7. When the statute requires recording of reasons, there is no scope for further enquiry and it has to be recorded. Where requirement of recording reasons has been dispensed with expressly or by necessary implication, it may not be recorded by administrative authority. But even when the statute does not impose such an obligation, it is necessary for a quasi-judicial authority to record reasons, as it is the only visible safeguard against public injustice or arbitrariness, when the civil consequences of administrative action are grave and its effect is highly prejudicial to the interest and right of the parties, there is more a reason to record reason while passing an order. The reasons are the links between the material on which certain conclusions are based and the actual conclusion. They disclose how the mind is applied to the subject matter for arriving at a decision. Only by this way, it can be demonstrated that the decision arrived at is manifestly just and reasonable. This is the most valuable safeguard against any arbitrary exercise of power by adjudicating authority. When the order entails serious consequences of debarring a person to contest election, there is more a reason that order of the administrative authority is speaking order whereby Court can satisfy itself that order is passed after considering all the relevant facts. When the authority has not at all given any reason, this Court is at liberty to come to the conclusion that the authority had no good reason of reaching to the conclusion it had arrived at.
8. In the present case, the petitioner has filed his reply raising therein various questions that he was not liable for any adverse finding being recorded under the provisions of R. 22 of the Rules of 1961. The reading of the entire order passed by the State Govt. does not show that any of the points raised by the petitioner, was considered. A stereo typed order has been passed, which does not indicate the application of the mind by the authority to the facts of the case before the order was passed.

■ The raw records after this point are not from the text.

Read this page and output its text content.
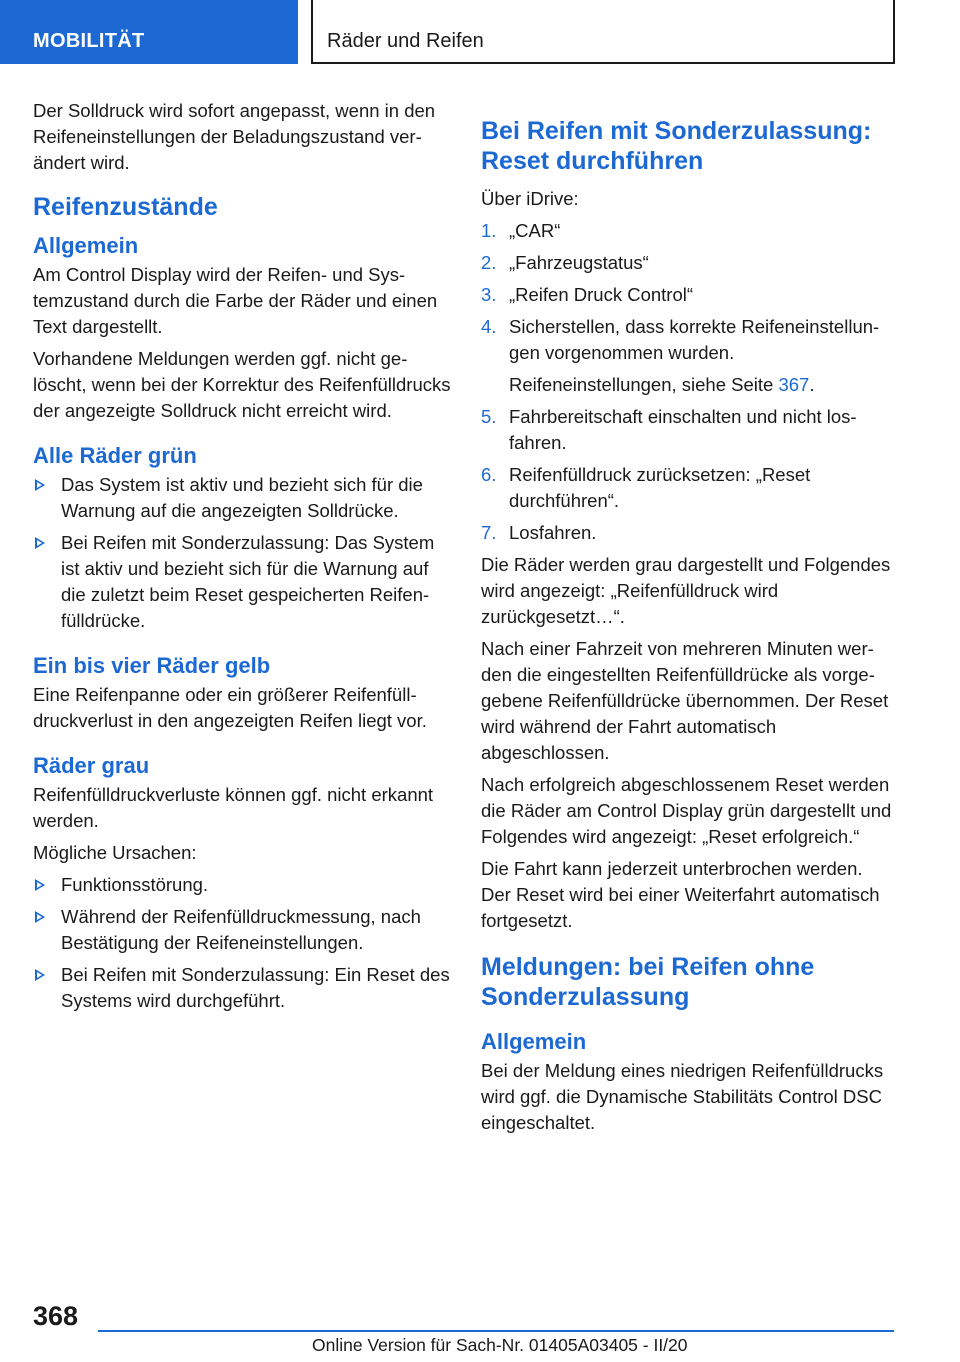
MOBILITÄT	Räder und Reifen

Der Solldruck wird sofort angepasst, wenn in den Reifeneinstellungen der Beladungszustand verändert wird.

Reifenzustände
Allgemein

Am Control Display wird der Reifen- und Systemzustand durch die Farbe der Räder und einen Text dargestellt.

Vorhandene Meldungen werden ggf. nicht gelöscht, wenn bei der Korrektur des Reifenfülldrucks der angezeigte Solldruck nicht erreicht wird.

Alle Räder grün
Das System ist aktiv und bezieht sich für die Warnung auf die angezeigten Solldrücke.
Bei Reifen mit Sonderzulassung: Das System ist aktiv und bezieht sich für die Warnung auf die zuletzt beim Reset gespeicherten Reifenfülldrücke.
Ein bis vier Räder gelb

Eine Reifenpanne oder ein größerer Reifenfülldruckverlust in den angezeigten Reifen liegt vor.

Räder grau

Reifenfülldruckverluste können ggf. nicht erkannt werden.

Mögliche Ursachen:

Funktionsstörung.
Während der Reifenfülldruckmessung, nach Bestätigung der Reifeneinstellungen.
Bei Reifen mit Sonderzulassung: Ein Reset des Systems wird durchgeführt.
Bei Reifen mit Sonderzulassung: Reset durchführen

Über iDrive:

1. „CAR“
2. „Fahrzeugstatus“
3. „Reifen Druck Control“
4. Sicherstellen, dass korrekte Reifeneinstellungen vorgenommen wurden.
Reifeneinstellungen, siehe Seite 367.
5. Fahrbereitschaft einschalten und nicht losfahren.
6. Reifenfülldruck zurücksetzen: „Reset durchführen“.
7. Losfahren.

Die Räder werden grau dargestellt und Folgendes wird angezeigt: „Reifenfülldruck wird zurückgesetzt…“.

Nach einer Fahrzeit von mehreren Minuten werden die eingestellten Reifenfülldrücke als vorgegebene Reifenfülldrücke übernommen. Der Reset wird während der Fahrt automatisch abgeschlossen.

Nach erfolgreich abgeschlossenem Reset werden die Räder am Control Display grün dargestellt und Folgendes wird angezeigt: „Reset erfolgreich.“

Die Fahrt kann jederzeit unterbrochen werden. Der Reset wird bei einer Weiterfahrt automatisch fortgesetzt.

Meldungen: bei Reifen ohne Sonderzulassung
Allgemein

Bei der Meldung eines niedrigen Reifenfülldrucks wird ggf. die Dynamische Stabilitäts Control DSC eingeschaltet.

368
Online Version für Sach-Nr. 01405A03405 - II/20
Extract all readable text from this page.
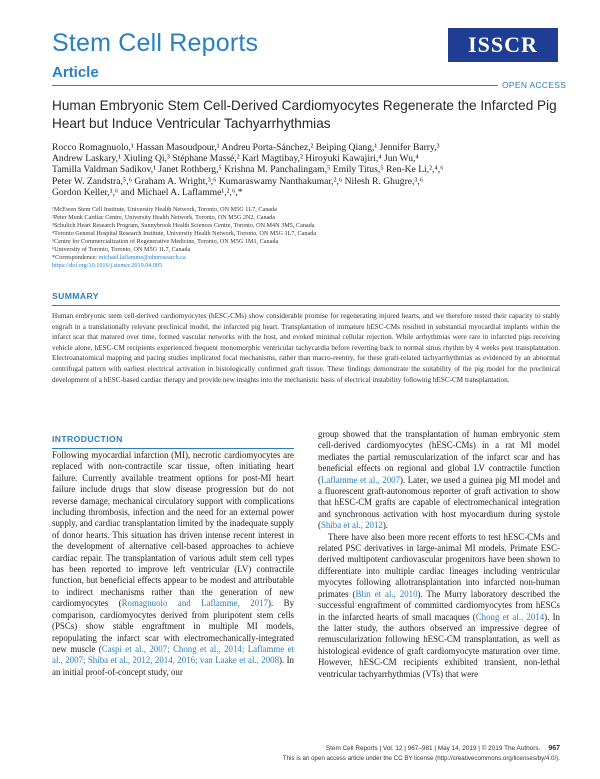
Stem Cell Reports
Article
ISSCR
OPEN ACCESS
Human Embryonic Stem Cell-Derived Cardiomyocytes Regenerate the Infarcted Pig Heart but Induce Ventricular Tachyarrhythmias
Rocco Romagnuolo,¹ Hassan Masoudpour,¹ Andreu Porta-Sánchez,² Beiping Qiang,¹ Jennifer Barry,³
Andrew Laskary,¹ Xiuling Qi,³ Stéphane Massé,² Karl Magtibay,² Hiroyuki Kawajiri,⁴ Jun Wu,⁴
Tamilla Valdman Sadikov,¹ Janet Rothberg,⁵ Krishna M. Panchalingam,⁵ Emily Titus,⁵ Ren-Ke Li,²,⁴,⁶
Peter W. Zandstra,⁵,⁶ Graham A. Wright,³,⁶ Kumaraswamy Nanthakumar,²,⁶ Nilesh R. Ghugre,³,⁶
Gordon Keller,¹,⁶ and Michael A. Laflamme¹,²,⁶,*
¹McEwen Stem Cell Institute, University Health Network, Toronto, ON M5G 1L7, Canada
²Peter Munk Cardiac Centre, University Health Network, Toronto, ON M5G 2N2, Canada
³Schulich Heart Research Program, Sunnybrook Health Sciences Centre, Toronto, ON M4N 3M5, Canada
⁴Toronto General Hospital Research Institute, University Health Network, Toronto, ON M5G 1L7, Canada
⁵Centre for Commercialization of Regenerative Medicine, Toronto, ON M5G 1M1, Canada
⁶University of Toronto, Toronto, ON M5G 1L7, Canada
*Correspondence: michael.laflamme@uhnresearch.ca
https://doi.org/10.1016/j.stemcr.2019.04.005
SUMMARY
Human embryonic stem cell-derived cardiomyocytes (hESC-CMs) show considerable promise for regenerating injured hearts, and we therefore tested their capacity to stably engraft in a translationally relevant preclinical model, the infarcted pig heart. Transplantation of immature hESC-CMs resulted in substantial myocardial implants within the infarct scar that matured over time, formed vascular networks with the host, and evoked minimal cellular rejection. While arrhythmias were rare in infarcted pigs receiving vehicle alone, hESC-CM recipients experienced frequent monomorphic ventricular tachycardia before reverting back to normal sinus rhythm by 4 weeks post transplantation. Electroanatomical mapping and pacing studies implicated focal mechanisms, rather than macro-reentry, for these graft-related tachyarrhythmias as evidenced by an abnormal centrifugal pattern with earliest electrical activation in histologically confirmed graft tissue. These findings demonstrate the suitability of the pig model for the preclinical development of a hESC-based cardiac therapy and provide new insights into the mechanistic basis of electrical instability following hESC-CM transplantation.
INTRODUCTION

Following myocardial infarction (MI), necrotic cardiomyocytes are replaced with non-contractile scar tissue, often initiating heart failure. Currently available treatment options for post-MI heart failure include drugs that slow disease progression but do not reverse damage, mechanical circulatory support with complications including thrombosis, infection and the need for an external power supply, and cardiac transplantation limited by the inadequate supply of donor hearts. This situation has driven intense recent interest in the development of alternative cell-based approaches to achieve cardiac repair. The transplantation of various adult stem cell types has been reported to improve left ventricular (LV) contractile function, but beneficial effects appear to be modest and attributable to indirect mechanisms rather than the generation of new cardiomyocytes (Romagnuolo and Laflamme, 2017). By comparison, cardiomyocytes derived from pluripotent stem cells (PSCs) show stable engraftment in multiple MI models, repopulating the infarct scar with electromechanically-integrated new muscle (Caspi et al., 2007; Chong et al., 2014; Laflamme et al., 2007; Shiba et al., 2012, 2014, 2016; van Laake et al., 2008). In an initial proof-of-concept study, our

group showed that the transplantation of human embryonic stem cell-derived cardiomyocytes (hESC-CMs) in a rat MI model mediates the partial remuscularization of the infarct scar and has beneficial effects on regional and global LV contractile function (Laflamme et al., 2007). Later, we used a guinea pig MI model and a fluorescent graft-autonomous reporter of graft activation to show that hESC-CM grafts are capable of electromechanical integration and synchronous activation with host myocardium during systole (Shiba et al., 2012).

There have also been more recent efforts to test hESC-CMs and related PSC derivatives in large-animal MI models. Primate ESC-derived multipotent cardiovascular progenitors have been shown to differentiate into multiple cardiac lineages including ventricular myocytes following allotransplantation into infarcted non-human primates (Blin et al., 2010). The Murry laboratory described the successful engraftment of committed cardiomyocytes from hESCs in the infarcted hearts of small macaques (Chong et al., 2014). In the latter study, the authors observed an impressive degree of remuscularization following hESC-CM transplantation, as well as histological evidence of graft cardiomyocyte maturation over time. However, hESC-CM recipients exhibited transient, non-lethal ventricular tachyarrhythmias (VTs) that were

Stem Cell Reports | Vol. 12 | 967–981 | May 14, 2019 | © 2019 The Authors. 967
This is an open access article under the CC BY license (http://creativecommons.org/licenses/by/4.0/).
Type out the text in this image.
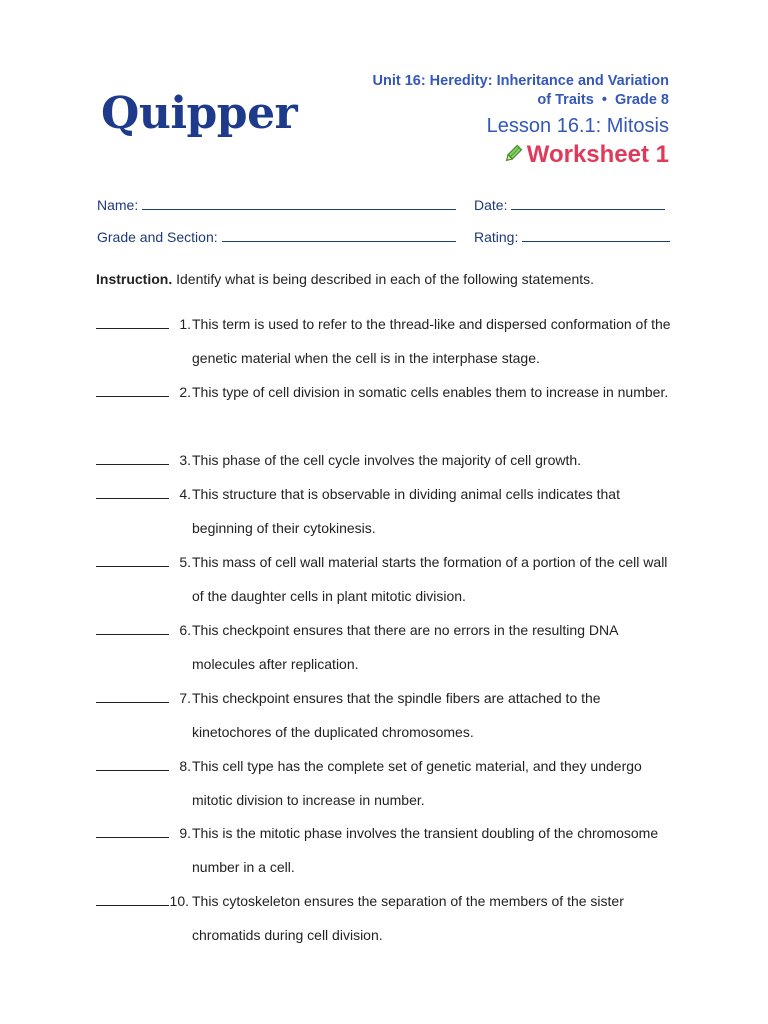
Quipper
Unit 16: Heredity: Inheritance and Variation
of Traits  •  Grade 8
Lesson 16.1: Mitosis
Worksheet 1
Name:	Date:
Grade and Section:	Rating:
Instruction. Identify what is being described in each of the following statements.
1. This term is used to refer to the thread-like and dispersed conformation of the genetic material when the cell is in the interphase stage.
2. This type of cell division in somatic cells enables them to increase in number.
3. This phase of the cell cycle involves the majority of cell growth.
4. This structure that is observable in dividing animal cells indicates that beginning of their cytokinesis.
5. This mass of cell wall material starts the formation of a portion of the cell wall of the daughter cells in plant mitotic division.
6. This checkpoint ensures that there are no errors in the resulting DNA molecules after replication.
7. This checkpoint ensures that the spindle fibers are attached to the kinetochores of the duplicated chromosomes.
8. This cell type has the complete set of genetic material, and they undergo mitotic division to increase in number.
9. This is the mitotic phase involves the transient doubling of the chromosome number in a cell.
10. This cytoskeleton ensures the separation of the members of the sister chromatids during cell division.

9. For the reasons stated above, I am of the view that the petitioner was not afforded reasonable opportunity to defend himself and that the order does not indicate application of mind by the authority before passing an order under Rule 22 of the Rules of 1961. The order impugned dated 19.8.88 does not stand the test of law and thus, is set aside. The petition is allowed. In the circumstances of the case, there shall be no order as to costs.